She was born in Lisbon and represented Portugal in gymnastics before France captivated her when she was 12 years old. Pandemic pushed her into the pool and into the mortals at a height of 20 meters.
Madeleine Bayon made history in Paris with a 20-meter jump into the Seine River on June 25th. If for the French she is “the first French woman” to compete in the Red Bull Cliff Diving World Series, for the Portuguese she is still an unknown, despite being born in Lisbon in 1997 and having represented Portugal in a World Gymnastics Championships.
“I’m also French, so it was amazing. I had dreamed of this since I saw a Red Bull jumps event in Paris. I was a little scared, but I trained so, so hard, that I was prepared,” the 25-year-old athlete told PP, who did her first race a month before this jump and therefore had (and has) little experience, when she jumped into the Seine with the Eiffel Tower as a witness.
After a flight of 20 meters (for men it is 27) in 3 seconds, Madeleine still dived four to five meters on impact. The images taken by Red Bull photographers show her smiling after emerging: “I was happy. I felt very supported. If the jump is not perfect and I don’t go into the water straight, it’s bound to hurt. The technical part is very important, as well as the physical part. You enter the water at 80 or 85 kilometers per hour in less than a second and the impact can send you to the hospital. You have to contract your legs, torso, groin, and abdomen at the right moment. And not forgetting the psychological preparation. I need to be okay with myself to face the jump. To think that I’m scared and it’s too high, but that I can do it and I’m prepared. That is also trained.”
Daughter of French parents who moved to Lisbon because they loved the city, Madeleine was forced by her parents to do a sport and her choice fell on gymnastics. It was at the Ginásio Clube Português that she fell in love with acrobatic gymnastics and represented Portugal at the 2010 World Championships in Poland, alongside Vanessa Mendes and Mariana Fernandes. They came in fifth place.
She lived in Portugal until she was 12. Then life forced her to make a decision that was too cruel for her age.
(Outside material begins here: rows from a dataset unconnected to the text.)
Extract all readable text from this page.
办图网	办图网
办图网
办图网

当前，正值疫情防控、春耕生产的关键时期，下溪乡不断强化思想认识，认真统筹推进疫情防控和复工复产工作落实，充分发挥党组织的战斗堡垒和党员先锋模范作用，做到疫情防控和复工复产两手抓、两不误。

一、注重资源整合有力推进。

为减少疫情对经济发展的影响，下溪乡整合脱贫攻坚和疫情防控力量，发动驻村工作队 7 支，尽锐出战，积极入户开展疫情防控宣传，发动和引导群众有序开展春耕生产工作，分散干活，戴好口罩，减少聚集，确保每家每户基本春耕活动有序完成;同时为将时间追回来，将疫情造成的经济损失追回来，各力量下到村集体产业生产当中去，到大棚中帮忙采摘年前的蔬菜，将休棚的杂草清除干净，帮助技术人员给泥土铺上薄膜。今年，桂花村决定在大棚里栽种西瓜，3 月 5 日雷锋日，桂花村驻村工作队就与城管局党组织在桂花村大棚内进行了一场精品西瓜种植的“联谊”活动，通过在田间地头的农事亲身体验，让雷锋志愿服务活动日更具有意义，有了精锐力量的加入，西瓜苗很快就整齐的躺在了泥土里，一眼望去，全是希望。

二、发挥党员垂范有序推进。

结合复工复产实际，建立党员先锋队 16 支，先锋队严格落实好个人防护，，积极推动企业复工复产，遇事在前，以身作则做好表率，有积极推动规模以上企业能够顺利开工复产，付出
Her parents split up and she had to choose between going with her mother to Belgium or staying in Lisbon with her father, “I didn’t really want to choose my parents and I ended up going to France because of gymnastics. For my parents it was important that I continue studying, but gymnastics already required five hours a day. When the French gymnastics federation found out about my dual nationality, they offered me a full scholarship at a school where I could train on time, and I went there,” she told, explaining that this is how she became a French athlete. She was warned about the implications of her choice: she knew she could change flag once, but could never compete in the gymnastics events being Portuguese.
She was a flywheel – in the language of acrobatic gymnastics it means one who is the smallest to be lifted and does pirouettes and somersaults in the air – and so the career had limited time and weight. When he went to university he adhered to the zero sport policy. She studied management in London and gained a freedom she hadn’t had, which then took her to Madrid, where she currently works at Amazon.
It was when I was telecommuting because of the covid-19 pandemic that I decided to take up a sport “so as not to go crazy”: “I thought that for a retired sportsperson like me, the pool could be a good ally. I joined an adult class in a pool in Madrid, where the instructor happened to be the coach of some athletes from the Red Bull circuit and the Spanish national team. Since I always loved mortals, I thought it must be cool to do mortals into the water. Before I knew it I was already training mortals with top athletes and they were challenging me. I took it as a joke, for me it was like telling a young girl starting to play tennis that she could enter the main board of Roland Garros [laughs].”
But the training routine began to bore her, and after six months she worked up the courage to ask her coach a question, “Do you think if I train really, really hard, I can get to a Red Bull level?” The answer was positive and Madeleine plunged headlong into training. In May she made her World Cup debut with a 19th place finish.
After that, the invitation to be a guest athlete at a Red Bull event was a matter of passing the casting. She had to send videos of her jumps at 20 meters. For this, she went to Austria to do progression training in a pool where you jump meter by meter to a maximum of 18 meters. Then he was in the USA for a week to train and record at least four different jumps at 20 meters. She sent them to the Red Bull team, whose main selection criteria is to see if the jumps do not endanger the athlete himself. She was then invited to the Paris leg, the second of six events on the circuit.
Now, next is the World Championship in Japan and the desire/goal of being one of the eight permanent athletes on the Red Bull circuit. This is despite the fact that the prize money from the show jumping competitions is not enough to live exclusively from this activity, unless she can always stand on the podium. For now, she still has to take a vacation to compete.